Idk if it would help. But you can give it a try.

anuragkdi commented 6 months ago

so i have scaled down store gateway to 1 right now to bypass if any bug in the ring propagation - It seems its loading the blocks and i don't see the errors - i will let the store gateway finish loading the blocks and share results here

anuragkdi commented 6 months ago

okay so below are the findings which should make things clear:

1) I could see metrics > 12 hours when a single store gateway was loading the blocks. 2) Unfortunately, due to max cpu utilization, the store gateway restarted . Below are the restart logs (we see not loading tokens from file, tokens file path is empty" )
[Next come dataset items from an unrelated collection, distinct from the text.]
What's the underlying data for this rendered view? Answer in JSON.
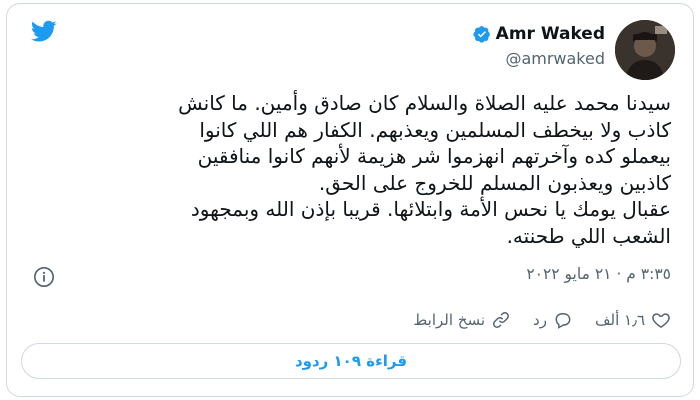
{
  "author": {
    "display_name": "Amr Waked",
    "handle": "@amrwaked",
    "verified": true
  },
  "tweet": {
    "lines": [
      "سيدنا محمد عليه الصلاة والسلام كان صادق وأمين. ما كانش",
      "كاذب ولا بيخطف المسلمين ويعذبهم. الكفار هم اللي كانوا",
      "بيعملو كده وآخرتهم انهزموا شر هزيمة لأنهم كانوا منافقين",
      "كاذبين ويعذبون المسلم للخروج على الحق.",
      "عقبال يومك يا نحس الأمة وابتلائها. قريبا بإذن الله وبمجهود",
      "الشعب اللي طحنته."
    ],
    "timestamp": "٣:٣٥ م · ٢١ مايو ٢٠٢٢"
  },
  "actions": {
    "like_count": "١٫٦ ألف",
    "reply_label": "رد",
    "copy_link_label": "نسخ الرابط"
  },
  "replies_button": {
    "label": "قراءة ١٠٩ ردود"
  },
  "colors": {
    "brand": "#1d9bf0",
    "text": "#0f1419",
    "muted": "#536471",
    "border": "#cfd9de"
  },
  "icons": [
    "twitter-bird-icon",
    "verified-badge-icon",
    "info-icon",
    "heart-icon",
    "reply-icon",
    "link-icon"
  ]
}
level=info ts=2024-02-29T08:34:57.403415617Z caller=module_service.go:64 msg=initialising module=server
level=info ts=2024-02-29T08:34:57.403468083Z caller=module_service.go:64 msg=initialising module=memberlist-kv
level=info ts=2024-02-29T08:34:57.403498101Z caller=module_service.go:64 msg=initialising module=runtime-config
level=info ts=2024-02-29T08:34:57.404603714Z caller=module_service.go:64 msg=initialising module=store-gateway
level=info ts=2024-02-29T08:34:57.404845938Z caller=basic_lifecycler.go:251 msg="instance found in the ring" instance=cortex-store-gateway-0 ring=store-gateway state=ACTIVE tokens=512 registered_at="2024-02-28 11:58:15 +0000 UTC"
level=info ts=2024-02-29T08:34:57.404876496Z caller=basic_lifecycler_delegates.go:63 msg="not loading tokens from file, tokens file path is empty"
level=info ts=2024-02-29T08:34:57.40503789Z caller=gateway.go:230 msg="waiting until store-gateway is JOINING in the ring"
level=info ts=2024-02-29T08:34:58.269324832Z caller=memberlist_client.go:497 msg="joined memberlist cluster" reached_nodes=43
level=info ts=2024-02-29T08:35:12.736728922Z caller=gateway.go:234 msg="store-gateway is JOINING in the ring"
level=info ts=2024-02-29T08:35:12.736775039Z caller=gateway.go:244 msg="waiting until store-gateway ring topology is stable" min_waiting=1m0s max_waiting=5m0s

3) When the store gateway comes alive after the restart, we see inconsistent ring tokens information in the logs

Actions and suggestions:

1) I have now set the 'store-gateway.sharding-ring.tokens-file-path': '/data/tokens', 2) Will upgrade AKS to configure new nodes with higher spec 3) Does the new cortex version support no resync in store gateway if it restarts according to this fix : https://github.com/cortexproject/cortex/pull/5363

anuragkdi commented 6 months ago

after setting the token path - the store gateway (after restarts due to high cpu) is still showing me the error inconsistent ring tokens information

level=warn ts=2024-02-29T11:14:09.916716249Z caller=sharding_strategy.go:140 msg="failed to check block owner and block has been excluded because was not previously loaded" block=01HJNWQ1EGCHYJ6VKZQWHZ44KT err="inconsistent ring tokens information"
level=info ts=2024-02-29T11:15:20.478908396Z caller=bucket_stores.go:151 msg="successfully synchronized TSDB blocks for all users"
level=info ts=2024-02-29T11:15:20.479090568Z caller=gateway.go:271 msg="waiting until store-gateway is ACTIVE in the ring"
level=info ts=2024-02-29T11:15:20.598497927Z caller=gateway.go:275 msg="store-gateway is ACTIVE in the ring"
level=info ts=2024-02-29T11:15:20.59856337Z caller=cortex.go:436 msg="Cortex started"
anuragkdi commented 6 months ago

btw got it resolved by scheduling the store gateway pods on a higher spec node in AKS and allowed the resync to happen successfully (it restarted few times but continued the resync) for the 1st store gateway pod - gradually scaled up the store gateway thereafter.